= Rebecca Pike =

British journalist

Rebecca Pike is a British journalist currently Vice President External Communications at Liberty Global. Previously she worked as Radio and TV business presenter for the BBC.

==Early life==
Pike was born in Lewisham, London. She attended Bedales School and Magdalen College, Oxford, where she studied Philosophy, Politics, and Economics.

==Career==
Pike started her career at the Express and Star in Wolverhampton before moving to the Daily Telegraph. She joined the BBC as a News Trainee.

She then became a business and economics reporter for the BBC. She has worked as a reporter on a number of radio and TV news programmes, including the Today programme, Radio 4's Six O'Clock News, Radio 5 Live, BBC One's TV news bulletins, BBC World Service and the BBC News channel.

In 2009 she worked as a presenter of Wake Up to Money on BBC Radio 5 Live.
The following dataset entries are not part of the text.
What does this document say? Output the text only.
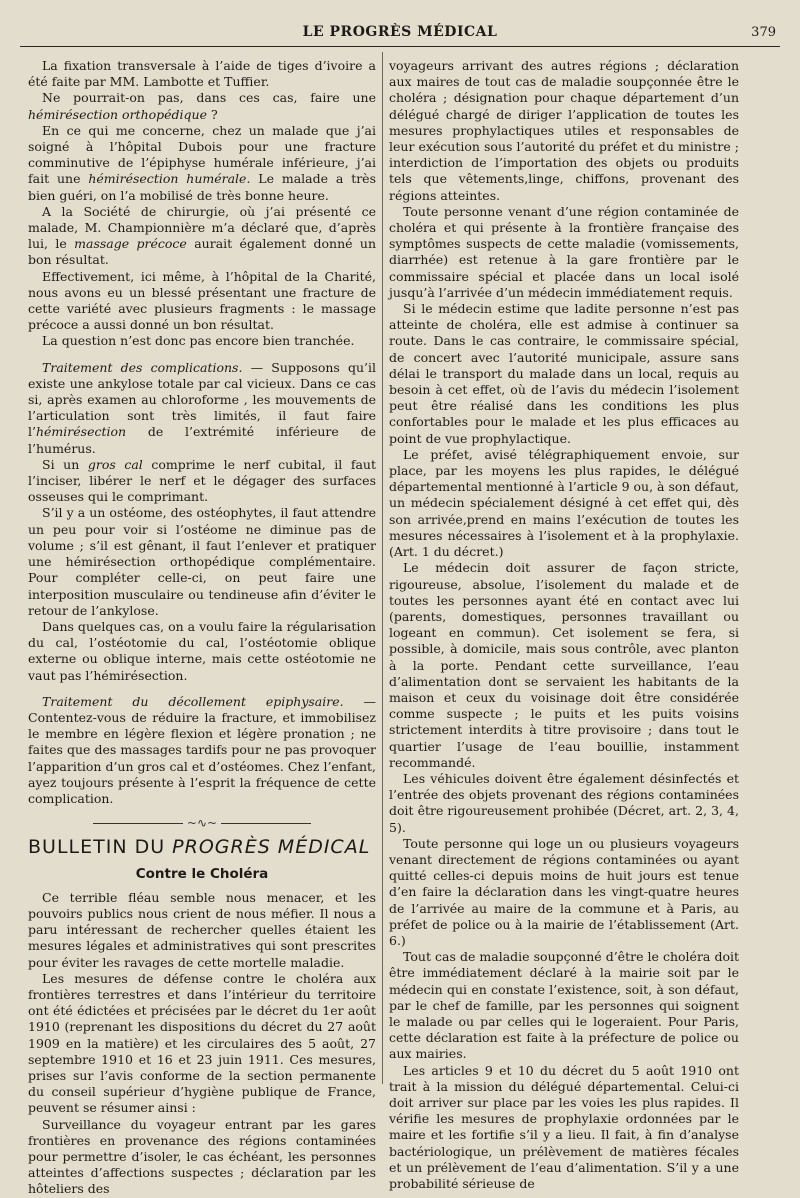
LE PROGRÈS MÉDICAL	379

La fixation transversale à l’aide de tiges d’ivoire a été faite par MM. Lambotte et Tuffier.

Ne pourrait-on pas, dans ces cas, faire une hémirésection orthopédique ?

En ce qui me concerne, chez un malade que j’ai soigné à l’hôpital Dubois pour une fracture comminutive de l’épiphyse humérale inférieure, j’ai fait une hémirésection humérale. Le malade a très bien guéri, on l’a mobilisé de très bonne heure.

A la Société de chirurgie, où j’ai présenté ce malade, M. Championnière m’a déclaré que, d’après lui, le massage précoce aurait également donné un bon résultat.

Effectivement, ici même, à l’hôpital de la Charité, nous avons eu un blessé présentant une fracture de cette variété avec plusieurs fragments : le massage précoce a aussi donné un bon résultat.

La question n’est donc pas encore bien tranchée.

Traitement des complications. — Supposons qu’il existe une ankylose totale par cal vicieux. Dans ce cas si, après examen au chloroforme , les mouvements de l’articulation sont très limités, il faut faire l’hémirésection de l’extrémité inférieure de l’humérus.

Si un gros cal comprime le nerf cubital, il faut l’inciser, libérer le nerf et le dégager des surfaces osseuses qui le comprimant.

S’il y a un ostéome, des ostéophytes, il faut attendre un peu pour voir si l’ostéome ne diminue pas de volume ; s’il est gênant, il faut l’enlever et pratiquer une hémirésection orthopédique complémentaire. Pour compléter celle-ci, on peut faire une interposition musculaire ou tendineuse afin d’éviter le retour de l’ankylose.

Dans quelques cas, on a voulu faire la régularisation du cal, l’ostéotomie du cal, l’ostéotomie oblique externe ou oblique interne, mais cette ostéotomie ne vaut pas l’hémirésection.

Traitement du décollement epiphysaire. — Contentez-vous de réduire la fracture, et immobilisez le membre en légère flexion et légère pronation ; ne faites que des massages tardifs pour ne pas provoquer l’apparition d’un gros cal et d’ostéomes. Chez l’enfant, ayez toujours présente à l’esprit la fréquence de cette complication.

~∿~

BULLETIN DU PROGRÈS MÉDICAL

Contre le Choléra

Ce terrible fléau semble nous menacer, et les pouvoirs publics nous crient de nous méfier. Il nous a paru intéressant de rechercher quelles étaient les mesures légales et administratives qui sont prescrites pour éviter les ravages de cette mortelle maladie.

Les mesures de défense contre le choléra aux frontières terrestres et dans l’intérieur du territoire ont été édictées et précisées par le décret du 1er août 1910 (reprenant les dispositions du décret du 27 août 1909 en la matière) et les circulaires des 5 août, 27 septembre 1910 et 16 et 23 juin 1911. Ces mesures, prises sur l’avis conforme de la section permanente du conseil supérieur d’hygiène publique de France, peuvent se résumer ainsi :

Surveillance du voyageur entrant par les gares frontières en provenance des régions contaminées pour permettre d’isoler, le cas échéant, les personnes atteintes d’affections suspectes ; déclaration par les hôteliers des

voyageurs arrivant des autres régions ; déclaration aux maires de tout cas de maladie soupçonnée être le choléra ; désignation pour chaque département d’un délégué chargé de diriger l’application de toutes les mesures prophylactiques utiles et responsables de leur exécution sous l’autorité du préfet et du ministre ; interdiction de l’importation des objets ou produits tels que vêtements,linge, chiffons, provenant des régions atteintes.

Toute personne venant d’une région contaminée de choléra et qui présente à la frontière française des symptômes suspects de cette maladie (vomissements, diarrhée) est retenue à la gare frontière par le commissaire spécial et placée dans un local isolé jusqu’à l’arrivée d’un médecin immédiatement requis.

Si le médecin estime que ladite personne n’est pas atteinte de choléra, elle est admise à continuer sa route. Dans le cas contraire, le commissaire spécial, de concert avec l’autorité municipale, assure sans délai le transport du malade dans un local, requis au besoin à cet effet, où de l’avis du médecin l’isolement peut être réalisé dans les conditions les plus confortables pour le malade et les plus efficaces au point de vue prophylactique.

Le préfet, avisé télégraphiquement envoie, sur place, par les moyens les plus rapides, le délégué départemental mentionné à l’article 9 ou, à son défaut, un médecin spécialement désigné à cet effet qui, dès son arrivée,prend en mains l’exécution de toutes les mesures nécessaires à l’isolement et à la prophylaxie. (Art. 1 du décret.)

Le médecin doit assurer de façon stricte, rigoureuse, absolue, l’isolement du malade et de toutes les personnes ayant été en contact avec lui (parents, domestiques, personnes travaillant ou logeant en commun). Cet isolement se fera, si possible, à domicile, mais sous contrôle, avec planton à la porte. Pendant cette surveillance, l’eau d’alimentation dont se servaient les habitants de la maison et ceux du voisinage doit être considérée comme suspecte ; le puits et les puits voisins strictement interdits à titre provisoire ; dans tout le quartier l’usage de l’eau bouillie, instamment recommandé.

Les véhicules doivent être également désinfectés et l’entrée des objets provenant des régions contaminées doit être rigoureusement prohibée (Décret, art. 2, 3, 4, 5).

Toute personne qui loge un ou plusieurs voyageurs venant directement de régions contaminées ou ayant quitté celles-ci depuis moins de huit jours est tenue d’en faire la déclaration dans les vingt-quatre heures de l’arrivée au maire de la commune et à Paris, au préfet de police ou à la mairie de l’établissement (Art. 6.)

Tout cas de maladie soupçonné d’être le choléra doit être immédiatement déclaré à la mairie soit par le médecin qui en constate l’existence, soit, à son défaut, par le chef de famille, par les personnes qui soignent le malade ou par celles qui le logeraient. Pour Paris, cette déclaration est faite à la préfecture de police ou aux mairies.

Les articles 9 et 10 du décret du 5 août 1910 ont trait à la mission du délégué départemental. Celui-ci doit arriver sur place par les voies les plus rapides. Il vérifie les mesures de prophylaxie ordonnées par le maire et les fortifie s’il y a lieu. Il fait, à fin d’analyse bactériologique, un prélèvement de matières fécales et un prélèvement de l’eau d’alimentation. S’il y a une probabilité sérieuse de
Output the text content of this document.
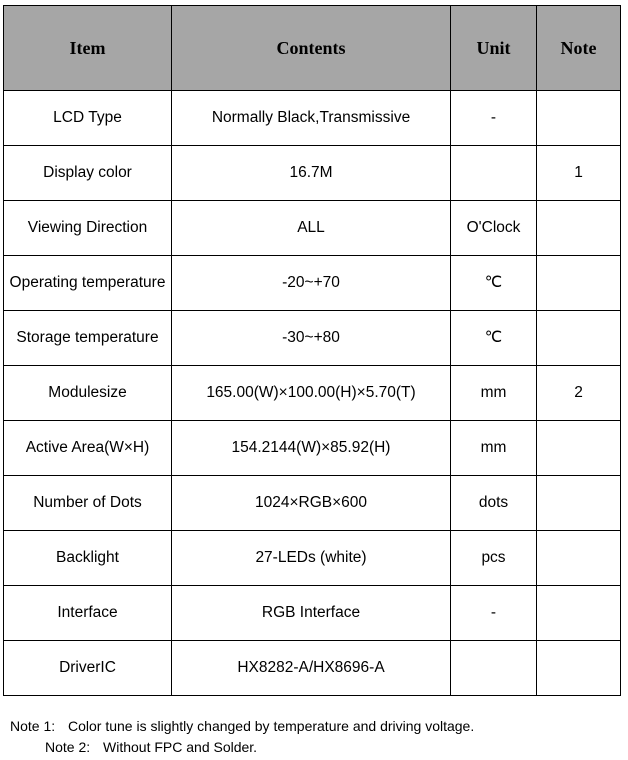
Item	Contents	Unit	Note
LCD Type	Normally Black,Transmissive	-	
Display color	16.7M		1
Viewing Direction	ALL	O'Clock	
Operating temperature	-20~+70	℃	
Storage temperature	-30~+80	℃	
Modulesize	165.00(W)×100.00(H)×5.70(T)	mm	2
Active Area(W×H)	154.2144(W)×85.92(H)	mm	
Number of Dots	1024×RGB×600	dots	
Backlight	27-LEDs (white)	pcs	
Interface	RGB Interface	-	
DriverIC	HX8282-A/HX8696-A		
Note 1: Color tune is slightly changed by temperature and driving voltage.
Note 2: Without FPC and Solder.
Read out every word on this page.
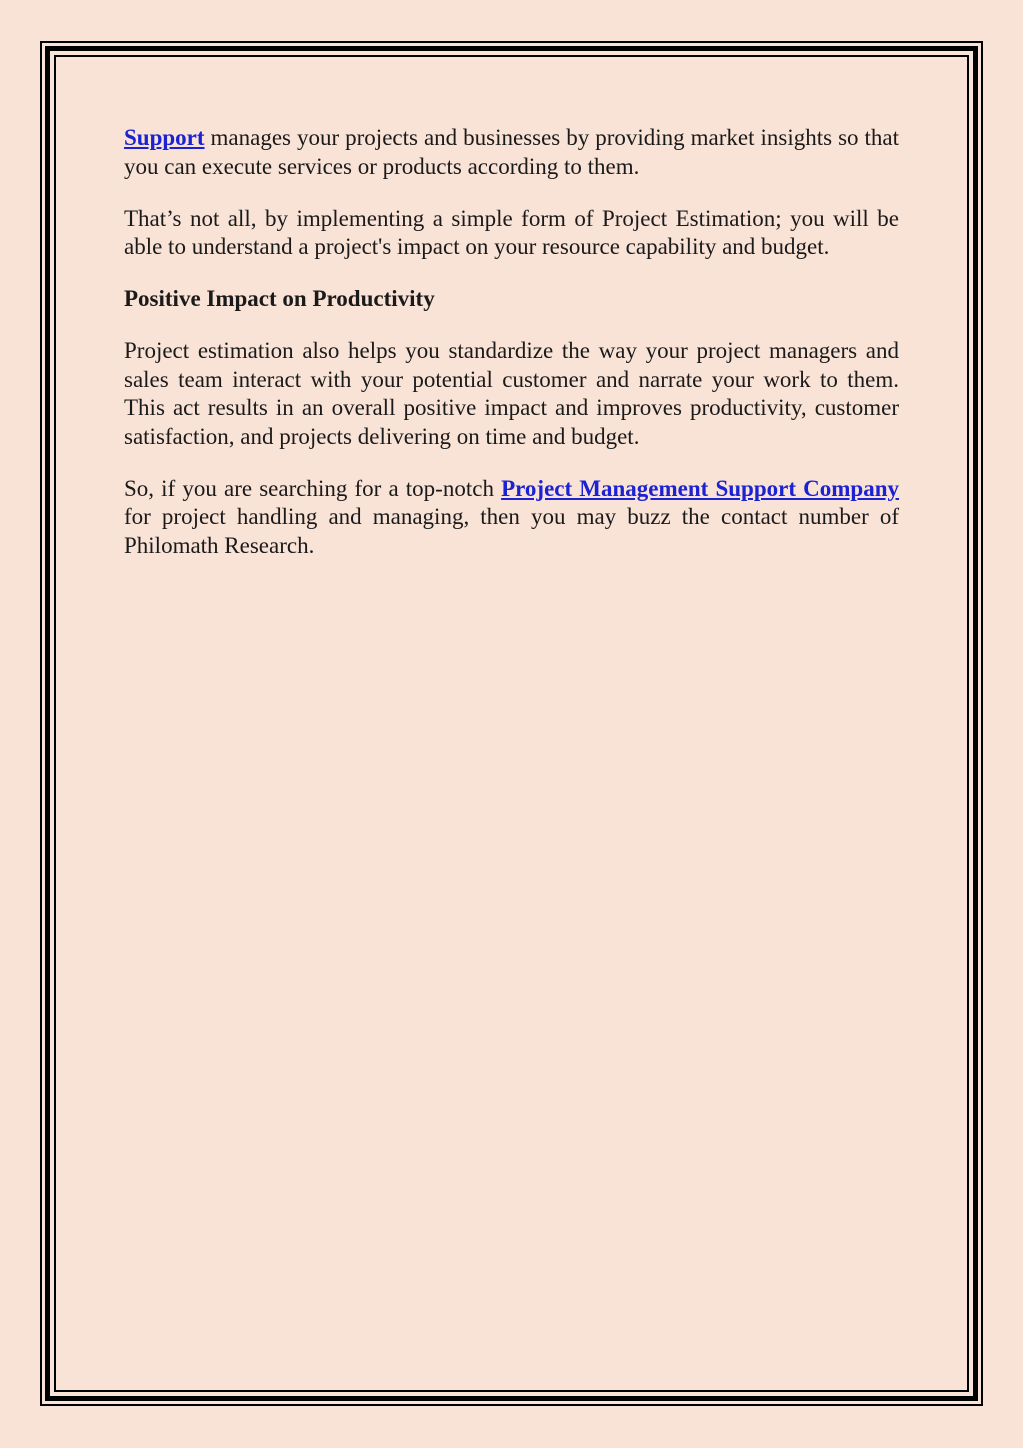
Support manages your projects and businesses by providing market insights so that you can execute services or products according to them.

That’s not all, by implementing a simple form of Project Estimation; you will be able to understand a project's impact on your resource capability and budget.

Positive Impact on Productivity

Project estimation also helps you standardize the way your project managers and sales team interact with your potential customer and narrate your work to them. This act results in an overall positive impact and improves productivity, customer satisfaction, and projects delivering on time and budget.

So, if you are searching for a top-notch Project Management Support Company for project handling and managing, then you may buzz the contact number of Philomath Research.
In 2011 she appeared as the main overnight presenter on the BBC News channel and BBC World.

She started on Drivetime on Radio 2 in 2006, when Chris Evans began hosting the show. She was nicknamed "Foxy" after the popular "Fox the Fox" feature, in which listeners were invited to try and 'outfox' her with difficult financial questions. She also presented the "Innovation Slot" on the Drivetime programme on Friday at 18:30. Pike left the BBC in December 2015.

In April 2016 Rebecca Pike was appointed Head of Digital Media at Liberty Global working with ex-BBC journalist and Boris Johnson's advisor Guto Harri.

Currently (2025) she is Vice-President External Communications.

==Personal life==
Pike is half Chinese. She is married with three children, a daughter and two sons, and lives in North-West London.